Reformation: King Alexander

And here is a good moment to introduce Alexander, the last of the Jagellonian kings not to like speaking Polish.

“Well, I did not expect to become king of Poland. I was perfectly happy as Grand Duke of Lithuenia. But when my brother King John died, what was I supposed to do? The family. I went to Krakow and was crowned. I stuck to Lithuanean. Why should I change? Anyway, the Poles never liked me. They thought I was stupid, though they never said it to my face. Typical.

And please don’t think the Poles were easy to govern. The problem was money, surprise, surprise.

They expected me to defend their borders from the Teutonic Knights, who, despite the myth, my great ancestor did not finish off at Grunwald. Arrogant bastards. And then there were the Russians and the Tartars, chipping away at our eastern borders. And dont talk to me about Moldavia! ‘Give me money,’ I cried. But the Senate and the szlachta were always trying to diminish my prerogatives just as our enemies were chipping at our lands. ‘Oh, we have to control the king otherwise he might get above himself. No money, for him…at least, not enough of it to do anything.’

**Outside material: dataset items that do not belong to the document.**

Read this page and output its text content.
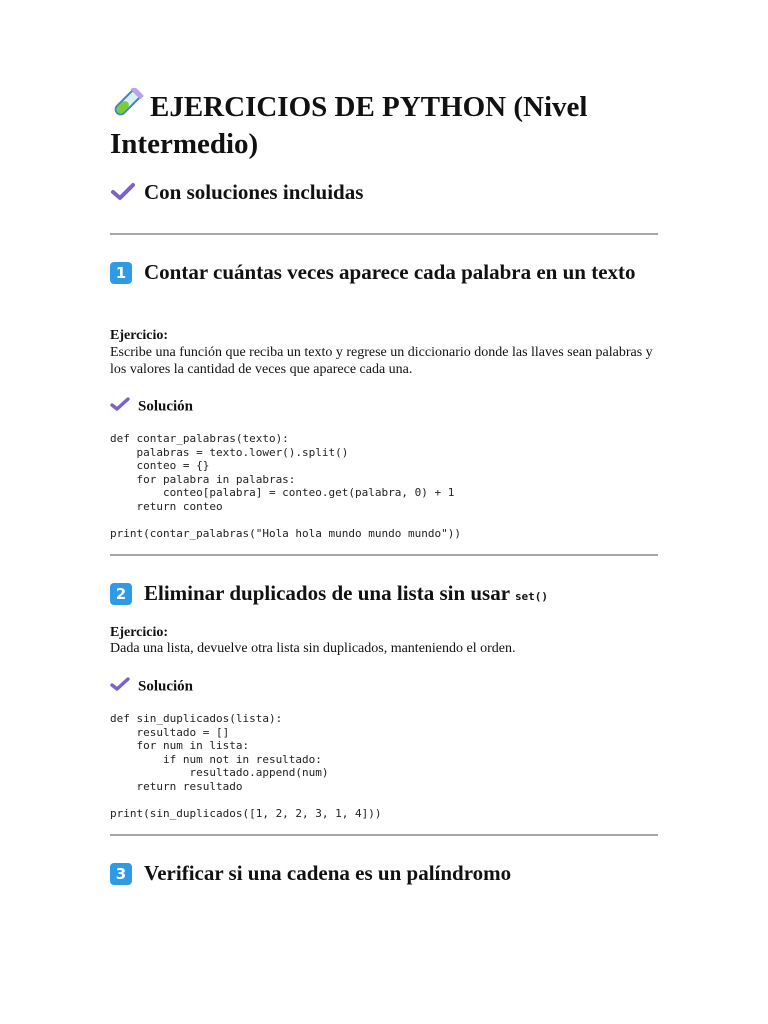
EJERCICIOS DE PYTHON (Nivel Intermedio)
Con soluciones incluidas
1 Contar cuántas veces aparece cada palabra en un texto
Ejercicio:
Escribe una función que reciba un texto y regrese un diccionario donde las llaves sean palabras y los valores la cantidad de veces que aparece cada una.
Solución
def contar_palabras(texto):
palabras = texto.lower().split()
conteo = {}
for palabra in palabras:
conteo[palabra] = conteo.get(palabra, 0) + 1
return conteo

print(contar_palabras("Hola hola mundo mundo mundo"))
2 Eliminar duplicados de una lista sin usar set()
Ejercicio:
Dada una lista, devuelve otra lista sin duplicados, manteniendo el orden.
Solución
def sin_duplicados(lista):
resultado = []
for num in lista:
if num not in resultado:
resultado.append(num)
return resultado

print(sin_duplicados([1, 2, 2, 3, 1, 4]))
3 Verificar si una cadena es un palíndromo
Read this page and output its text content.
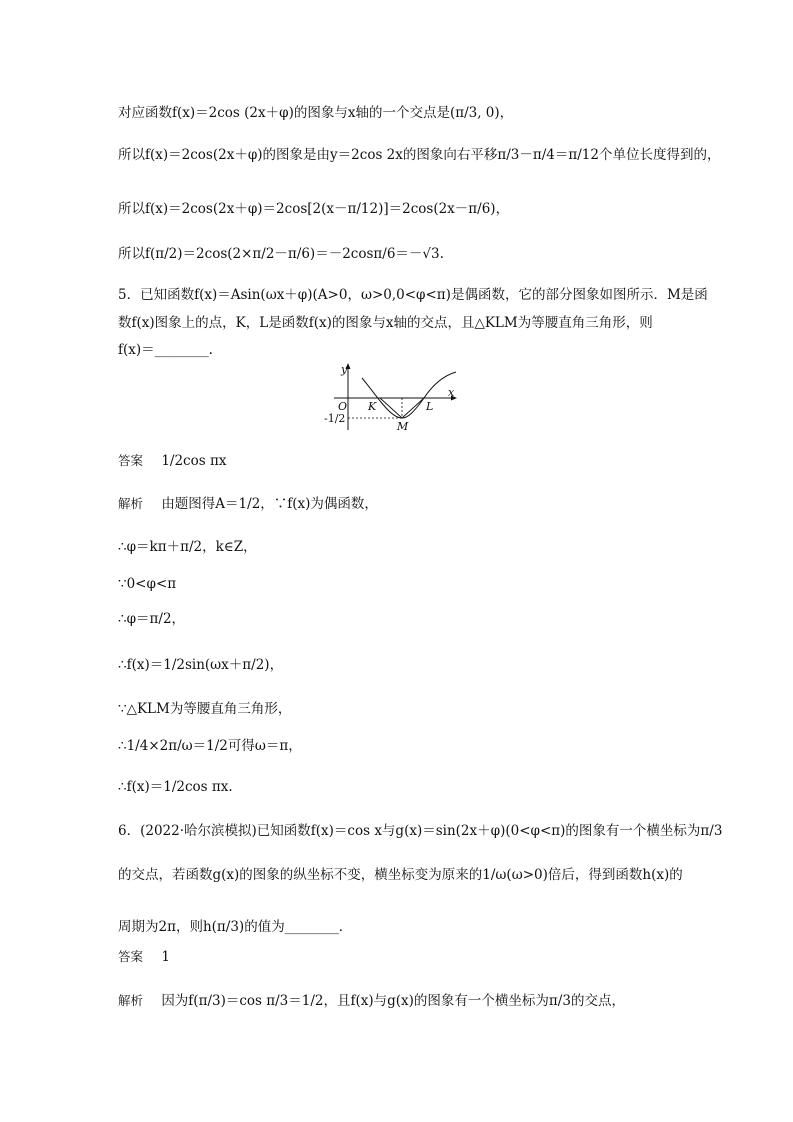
对应函数f(x)＝2cos (2x＋φ)的图象与x轴的一个交点是(π/3, 0)，
所以f(x)＝2cos(2x＋φ)的图象是由y＝2cos 2x的图象向右平移π/3－π/4＝π/12个单位长度得到的，
所以f(x)＝2cos(2x＋φ)＝2cos[2(x－π/12)]＝2cos(2x－π/6)，
所以f(π/2)＝2cos(2×π/2－π/6)＝－2cosπ/6＝－√3.
5．已知函数f(x)＝Asin(ωx＋φ)(A>0，ω>0,0<φ<π)是偶函数，它的部分图象如图所示．M是函
数f(x)图象上的点，K，L是函数f(x)的图象与x轴的交点，且△KLM为等腰直角三角形，则
f(x)＝________.
y
x
O K	L
M
-1/2
答案 1/2cos πx
解析 由题图得A＝1/2，∵f(x)为偶函数，
∴φ＝kπ＋π/2，k∈Z，
∵0<φ<π
∴φ＝π/2，
∴f(x)＝1/2sin(ωx＋π/2)，
∵△KLM为等腰直角三角形，
∴1/4×2π/ω＝1/2可得ω＝π，
∴f(x)＝1/2cos πx.
6．(2022·哈尔滨模拟)已知函数f(x)＝cos x与g(x)＝sin(2x＋φ)(0<φ<π)的图象有一个横坐标为π/3
的交点，若函数g(x)的图象的纵坐标不变，横坐标变为原来的1/ω(ω>0)倍后，得到函数h(x)的
周期为2π，则h(π/3)的值为________．
答案 1
解析 因为f(π/3)＝cos π/3＝1/2，且f(x)与g(x)的图象有一个横坐标为π/3的交点，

Thank God for Pope Julius II is all I can say. He kept me going. Yes, the Pope in Rome. He gave me the money our own people wouldn’t. Peter’s Pence, they called it, to keep the Teutonic Knights at bay. He didn’t like them either. ‘Why didn’t your ancestor finish them when he could?’

“He thought he’d won, that’s why.”

Excerpt from my novel about the Reformation in Poland

They say His Eminence died of the French disease. Serve him right, I say putting his wick where it should never go. He got it from a pilgrim. A pilgrim? No, he didn’t get it from a boy. A woman. Lice I’ve caught many a time from sharing a bed with woman but the clap from a pilgrim. A first. And it was a first. The first time anyone in this lovely country of ours had ever admitted to dying of the clap, syphilis. She brought it back fresh from Rome, that whorehouse of the true faith. She brought it to the court like the Italian queen Bona brought the potato, the tomato, the onion and pragmatic diplomacy. How did we survive without these bare necessities? Bare necessities! I like that. Sorry, you still don’t know who I’m talking about. I mean His Eminence Cardinal Frederick Jagiellonczyk. Dead at 35 but not forgotten. He is in the Wawel cathedral in a brass tomb just in front of the altar. The place, Cracow, capital of Poland. The year of our Lord 1503. And believe me, the cardinal is the tip of the iceberg. You should see the rest of the court.